Deszczowe niebo nad Aniołowem

Tylko trzy zamiast pięciu godzin trwało dzisiaj (19.06) Chojnickie Aniołowo. Wszystko przez burzę i deszcz, który zniweczył plany beztroskiej zabawy. Festyn został zorganizowany przez Towarzystwo Przyjaciół Hospicjum.

Anioły bez względu na pogodę zawsze mają uśmiech na twarzy.   |  fot. m.n. (ro)

A szkoda, bo dochód z tej imprezy jak zawsze jest przeznaczony na pomoc podopiecznym domowego hospicjum. - Nasze towarzystwo istnieje od 2005 roku i opiera się nadal na wolontariacie i darowiznach - przypomniała Hanna Rucińska, prezes TPH. - W ubiegłym roku mieliśmy pod opieką około 80 pacjentów, możemy stale liczyć na wsparcie około trzydziestu stałych wolontariuszy, nasze towarzystwo skupia ponadto 43 osoby.

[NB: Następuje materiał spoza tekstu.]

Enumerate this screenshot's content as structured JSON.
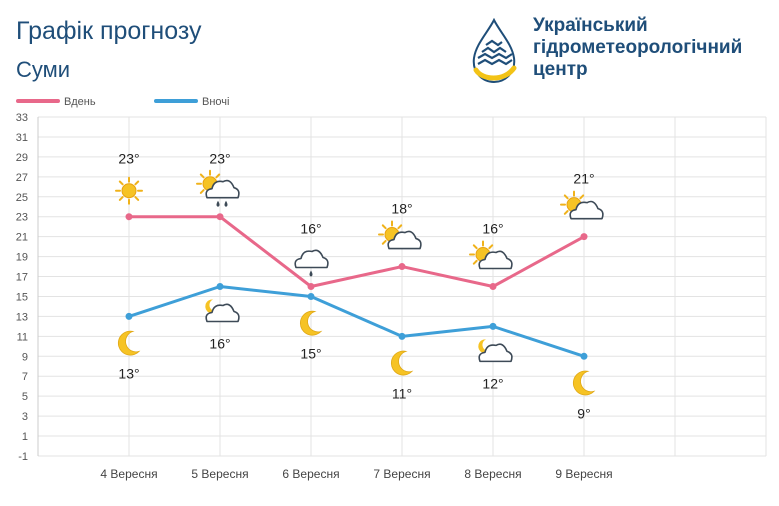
{
  "header": {
    "title": "Графік прогнозу",
    "city": "Суми"
  },
  "org": {
    "line1": "Український",
    "line2": "гідрометеорологічний",
    "line3": "центр"
  },
  "colors": {
    "day": "#e8688a",
    "night": "#3e9fd8",
    "title": "#1f4e79",
    "grid": "#e3e3e3"
  },
  "chart_data": {
    "type": "line",
    "categories": [
      "4 Вересня",
      "5 Вересня",
      "6 Вересня",
      "7 Вересня",
      "8 Вересня",
      "9 Вересня"
    ],
    "ylim": [
      -1,
      33
    ],
    "yticks": [
      -1,
      1,
      3,
      5,
      7,
      9,
      11,
      13,
      15,
      17,
      19,
      21,
      23,
      25,
      27,
      29,
      31,
      33
    ],
    "grid": true,
    "legend": "top-left",
    "series": [
      {
        "name": "Вдень",
        "values": [
          23,
          23,
          16,
          18,
          16,
          21
        ],
        "labels": [
          "23°",
          "23°",
          "16°",
          "18°",
          "16°",
          "21°"
        ],
        "icons": [
          "sun-icon",
          "partly-cloudy-rain-icon",
          "cloud-rain-icon",
          "partly-cloudy-icon",
          "partly-cloudy-icon",
          "partly-cloudy-icon"
        ]
      },
      {
        "name": "Вночі",
        "values": [
          13,
          16,
          15,
          11,
          12,
          9
        ],
        "labels": [
          "13°",
          "16°",
          "15°",
          "11°",
          "12°",
          "9°"
        ],
        "icons": [
          "moon-icon",
          "partly-cloudy-night-icon",
          "moon-icon",
          "moon-icon",
          "partly-cloudy-night-icon",
          "moon-icon"
        ]
      }
    ]
  }
}
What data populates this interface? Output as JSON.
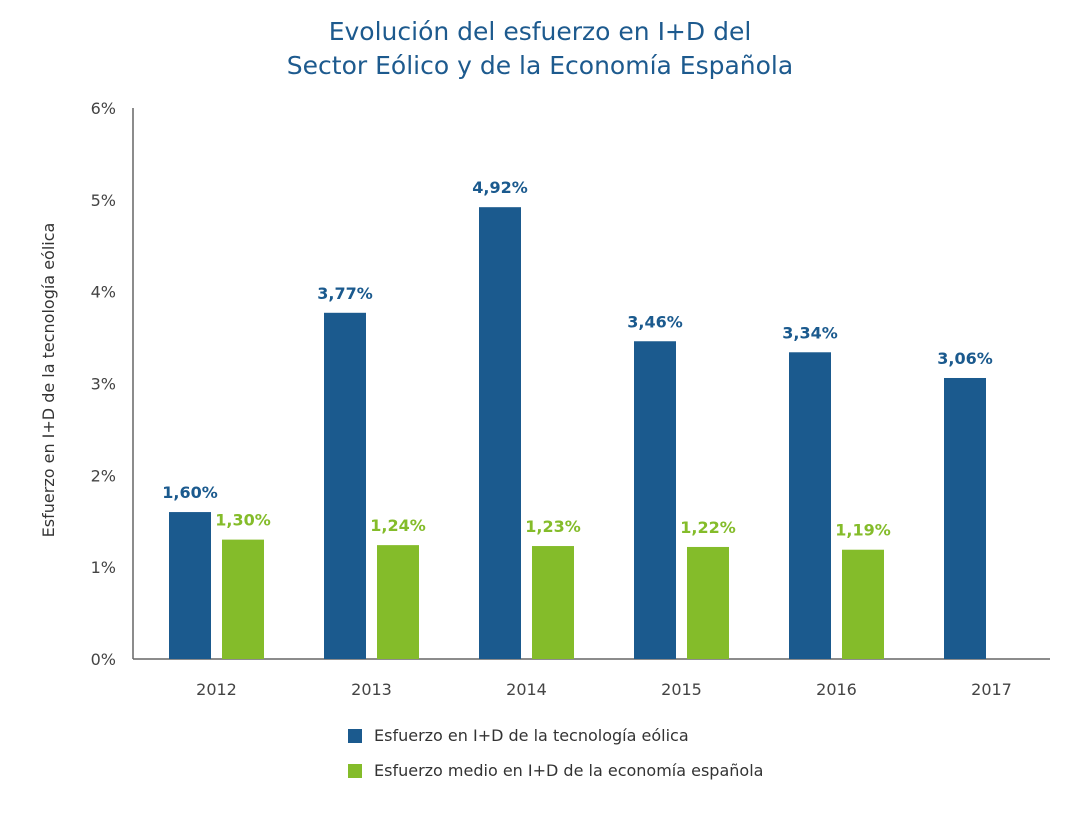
{
  "chart_data": {
    "type": "bar",
    "title_line1": "Evolución del esfuerzo en I+D del",
    "title_line2": "Sector Eólico y de la Economía Española",
    "xlabel": "",
    "ylabel": "Esfuerzo en I+D de la tecnología eólica",
    "ylim": [
      0,
      6
    ],
    "yticks": [
      "0%",
      "1%",
      "2%",
      "3%",
      "4%",
      "5%",
      "6%"
    ],
    "grid": false,
    "legend_position": "bottom",
    "categories": [
      "2012",
      "2013",
      "2014",
      "2015",
      "2016",
      "2017"
    ],
    "series": [
      {
        "name": "Esfuerzo en I+D de la tecnología eólica",
        "color": "#1b5a8e",
        "values": [
          1.6,
          3.77,
          4.92,
          3.46,
          3.34,
          3.06
        ],
        "labels": [
          "1,60%",
          "3,77%",
          "4,92%",
          "3,46%",
          "3,34%",
          "3,06%"
        ]
      },
      {
        "name": "Esfuerzo medio en I+D de la economía española",
        "color": "#84bc2a",
        "values": [
          1.3,
          1.24,
          1.23,
          1.22,
          1.19,
          null
        ],
        "labels": [
          "1,30%",
          "1,24%",
          "1,23%",
          "1,22%",
          "1,19%",
          null
        ]
      }
    ]
  }
}
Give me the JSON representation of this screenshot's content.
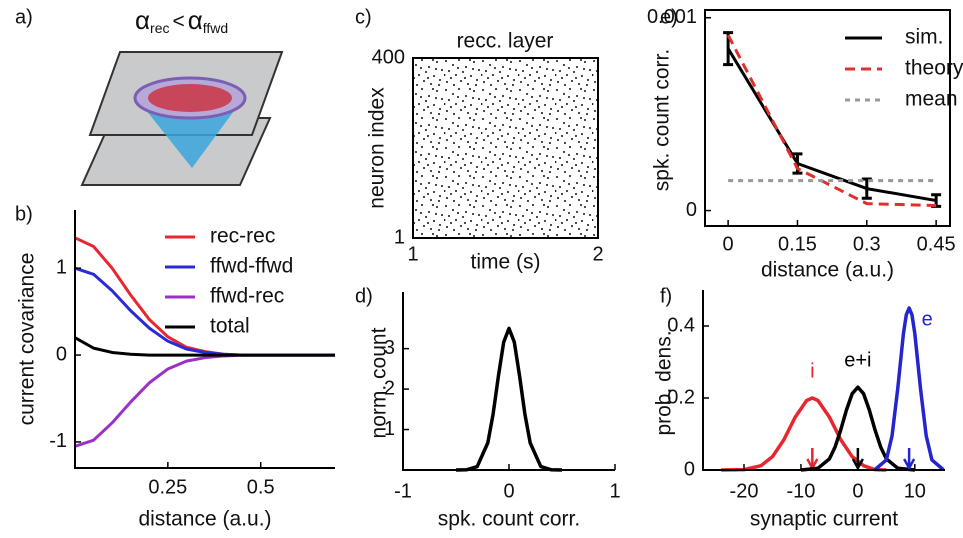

Ze względu na brak stałej siedziby, TPH nadal nie ma kontraktu z NFZ, jednakże sytuacja zmienia się na lepsze. W tym roku miejski samorząd przekazał w akcie darowizny teren po męskim pawilonie pulmunologii przy ul. Strzeleckiej, Towarzystwo ma też wsparcie przychodni wiejskiej przy ul. Kościerskiej. To jednak wciąż za mało, dlatego taka impreza jak dzisiejsza, to najlepsza okazja, by przypomnieć o istnieniu tego środowiska i pomoc jego podopiecznym. Zanim zerwała się wichura i deszcz, stoiska z fantami, aniołkami i roślinkami były oblegane przez chojniczan. Podobnie jak w latach poprzednich Pan Jacek piekł placek a właściwie wiele smacznych placuszków drożdżowych, były też inne gastronomiczne stoiska. Dochód ze wszystkich tych stoisk był przeznaczony na wsparcie TPH.

(ro)

fotoreportaz.jpg

  1. 20 czerwca 2011  11:10   A czy tak naprawdę jest? z ...   a

    A czy tak naprawdę jest? z tym kontraktem :)

    0
    0
  2. 20 czerwca 2011  10:43   Ze względu na brak stałej ...   anonim

    Ze względu na brak stałej siedziby, TPH nadal nie ma kontraktu z TPH, jednakże sytuacja zmienia się na lepsze....Chyba jest błąd?